Sunday, 25 March 2012

Caring for the soil - part 1: crop rotation, companion planting and intercropping

As you know, I have tried do grow organically over these four years or so. I have always believed that working with nature makes more sense than working against it: fire-fighting against pests with chemicals, for example, instead of working in a balanced ecosystem with pests and predators even themselves out - that at least is the thinking.

In my efforts to do and know more, I have been a member of several organisations in the organic sector, among which the Soil Association, but somehow I never bothered why they were called like that. Then, I had a eureka moment earlier this year, when I read something: you should not be fretting so much about your plants but first and foremost care for the soil they grow in, because if the soil is healthy the plants (more or less) then take care of themselves. The soil sustains all life.

So I started thinking: how to take better care of my soil?

CROP ROTATION

I have practised 4-year rotation quite strictly according to Garden Organic suggestions.

Crop rotation is an ancient system, it dates back at the very least to the Romans who apparently called it "food, feed and fallow". It helps with management of both soils and pests, namely:
  • pests and diseases are family-specific, and some of them may persist in the soil, so if you keep growing the same plants over and over again in the same spot you are more likely to be hit; 
  • families of plants use up more or less the same type of nutrients, so if you grow the same plants over and over again in the same spot, they will use up all the same nutrients and there will be little or none left in the soil, leading to all sorts of problems (depletion, erosion etc).
It is exactly the opposite of monoculture, which is the prevailing system in industrial agriculture. 

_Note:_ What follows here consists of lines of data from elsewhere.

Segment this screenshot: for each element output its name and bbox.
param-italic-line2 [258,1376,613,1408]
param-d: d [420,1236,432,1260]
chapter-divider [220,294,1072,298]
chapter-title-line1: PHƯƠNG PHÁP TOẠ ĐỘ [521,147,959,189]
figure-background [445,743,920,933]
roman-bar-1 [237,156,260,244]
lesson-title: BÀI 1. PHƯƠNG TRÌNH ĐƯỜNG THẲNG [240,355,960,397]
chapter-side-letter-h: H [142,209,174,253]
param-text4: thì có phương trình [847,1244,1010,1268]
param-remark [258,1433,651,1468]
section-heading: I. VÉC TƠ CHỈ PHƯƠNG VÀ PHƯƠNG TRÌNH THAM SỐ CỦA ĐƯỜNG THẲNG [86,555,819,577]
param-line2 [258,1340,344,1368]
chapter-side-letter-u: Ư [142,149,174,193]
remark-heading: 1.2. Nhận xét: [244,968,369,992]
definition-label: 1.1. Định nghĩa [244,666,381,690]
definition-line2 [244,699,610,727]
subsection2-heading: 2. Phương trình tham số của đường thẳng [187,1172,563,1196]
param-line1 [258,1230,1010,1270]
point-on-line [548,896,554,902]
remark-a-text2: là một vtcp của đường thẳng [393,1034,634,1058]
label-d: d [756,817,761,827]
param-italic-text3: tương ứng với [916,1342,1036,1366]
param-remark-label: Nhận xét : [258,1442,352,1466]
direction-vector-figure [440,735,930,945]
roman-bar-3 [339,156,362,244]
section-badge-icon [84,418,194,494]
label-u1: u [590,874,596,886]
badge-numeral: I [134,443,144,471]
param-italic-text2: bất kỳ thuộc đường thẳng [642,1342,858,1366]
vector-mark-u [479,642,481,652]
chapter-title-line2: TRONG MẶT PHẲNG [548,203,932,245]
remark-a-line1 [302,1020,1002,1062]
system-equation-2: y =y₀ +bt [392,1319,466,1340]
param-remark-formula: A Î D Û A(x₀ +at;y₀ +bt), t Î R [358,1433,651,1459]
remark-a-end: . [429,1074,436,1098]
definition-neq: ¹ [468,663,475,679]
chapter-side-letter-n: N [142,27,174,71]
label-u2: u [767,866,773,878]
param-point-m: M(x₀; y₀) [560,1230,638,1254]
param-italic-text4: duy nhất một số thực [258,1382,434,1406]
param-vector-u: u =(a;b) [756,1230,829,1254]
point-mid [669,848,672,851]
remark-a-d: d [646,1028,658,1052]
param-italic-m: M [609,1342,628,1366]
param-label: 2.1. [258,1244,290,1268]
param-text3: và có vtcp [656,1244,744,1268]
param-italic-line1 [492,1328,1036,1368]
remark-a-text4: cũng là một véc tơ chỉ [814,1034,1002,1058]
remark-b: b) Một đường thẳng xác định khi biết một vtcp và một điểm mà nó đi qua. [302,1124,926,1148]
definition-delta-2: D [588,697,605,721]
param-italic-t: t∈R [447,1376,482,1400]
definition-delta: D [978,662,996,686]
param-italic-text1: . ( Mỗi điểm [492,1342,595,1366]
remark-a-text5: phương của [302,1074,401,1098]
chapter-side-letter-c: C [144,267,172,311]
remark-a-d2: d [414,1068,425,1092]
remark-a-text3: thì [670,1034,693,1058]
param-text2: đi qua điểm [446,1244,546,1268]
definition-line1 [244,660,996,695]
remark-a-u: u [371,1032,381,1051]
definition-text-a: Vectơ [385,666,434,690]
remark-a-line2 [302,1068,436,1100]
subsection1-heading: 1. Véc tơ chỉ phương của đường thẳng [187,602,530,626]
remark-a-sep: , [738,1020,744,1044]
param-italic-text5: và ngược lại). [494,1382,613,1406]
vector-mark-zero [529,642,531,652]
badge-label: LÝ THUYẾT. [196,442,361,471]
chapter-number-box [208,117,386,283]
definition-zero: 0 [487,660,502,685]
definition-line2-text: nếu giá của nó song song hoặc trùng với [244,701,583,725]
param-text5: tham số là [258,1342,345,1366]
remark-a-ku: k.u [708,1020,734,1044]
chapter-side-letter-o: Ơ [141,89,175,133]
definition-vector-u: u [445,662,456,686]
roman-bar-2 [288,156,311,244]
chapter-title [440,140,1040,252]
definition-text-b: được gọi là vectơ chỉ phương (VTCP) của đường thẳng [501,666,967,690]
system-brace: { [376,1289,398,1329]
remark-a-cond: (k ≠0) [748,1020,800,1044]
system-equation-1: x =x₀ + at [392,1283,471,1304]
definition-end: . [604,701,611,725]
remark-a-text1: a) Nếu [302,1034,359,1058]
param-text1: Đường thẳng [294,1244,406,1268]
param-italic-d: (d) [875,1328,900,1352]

Rotation works like this. Botanically, plants belong to families. Families with similar characteristics and requirements can be grouped and planted together. Plants from one group should not be planted on the same spot year on year to avoid the problems above. So you divide your plot  in areas (more easily done with beds), and rotate your crop groups. The minimum advised rotation is 4 years, which means you will only plant a group of families in one area once in 4 years. 

Garden Organic suggests to divide plant families in 4 groups (I provide links to Wikipedia but do not bother too much with family names as they change all the time as botanists becomes clearer which plants belong to which family, and whether a family is still a family or some sort of sub or super-grouping of something else).

The groups are labelled A,B,C and D, which I find quite convenient to mark my beds on the plot:

A:  solanaceae (the nightshade family, including tomato peppers and potato), cucurbitaceae (your pumpkins and courgettes);
B:  alliaceae (garlic and onions);  papillonaceae (peas and beans, vetches and clovers);
C:  brassicaceae (the cabbage family, also including spicy salads i.e. rocket and cress); poaceae (the grasses, including cereals and corn); asteraceae (the daisy-shaped flower family, including most salads that are not spicy);
D:  apiaceae (the plant that have flowers umbrella-shaped i.e. parsley, carrots, parsnips), chenopodiaceae (mostly weeds but also spinach and beets) - both families together can be roughly identified as the root crops.

There are other families with less common plants, those are outside the rotation and can make up an extra year in the rotation or could be associated - consistently - with another group.

Crop rotation goes with other methods of soil care, which I am planning to discuss later on.

COMPANION PLANTING

Of course, even within the sustainable agriculture persuasion (basically anything but monoculture), there are other schools of thought. For example, one that advocates something that is not so neatly organised: "companion planting".  This is also about pairing plants/grouping, on the basis that:
  • some pests locate the crops by sights (mixed planting confusing them); 
  • some plants emit smells that can deter pests from other plants;
  • some plants may provide nutrients for other plants.
There's no excess of scientific evidence of this working - possibly because of lack of interest from science, which nowadays seem to be mostly focussed on technological innovation, genetic engineering to create new and "better" species at the forefront. But it makes sense to me and a notable example of this system was traced back to the Americas where the "three sisters": corn, beans and pumpkins were planted together - corn providing a climbing support for the beans, which fix the nitrogen for hungry pumpkins and pumpkins shading the roots keeping weeds at bay etc.

Yet I have not found a way to make the two systems work together, except in cases where the "extra" plants are out of rotation or within the same rotation group. Not that I have spent too much time exploring this, I barely have time to follow one philosophy, what with gardening around a full time job with travelling, and keeping the house and feeding myself and husband etc. Gardening definitely requires a lot of hands on experience and observation.

Which reminds me it's time to go to the plot, as it's a gorgeous day and there's so much to do.

INTERCROPPING AND CATCH CROPS

But I will conclude on a another practice that deserves a mention in this context: intercropping. To make more profitable use of the often scarce resource of space, one could grow quick maturing crops (i.e. salads) while waiting for slower crops to develop. Similarly, catch crops are used in between planting of other crops (i.e. while waiting for the seedlings to be ready in the greenhouse). 

I know next to nothing about this, and I sense there might be a tension between wanting to produce more and the need to keep the soil in good shape - but you may know more.

Please leave your comments if you have experience on any of these practices and how they might work together in a sustainable way.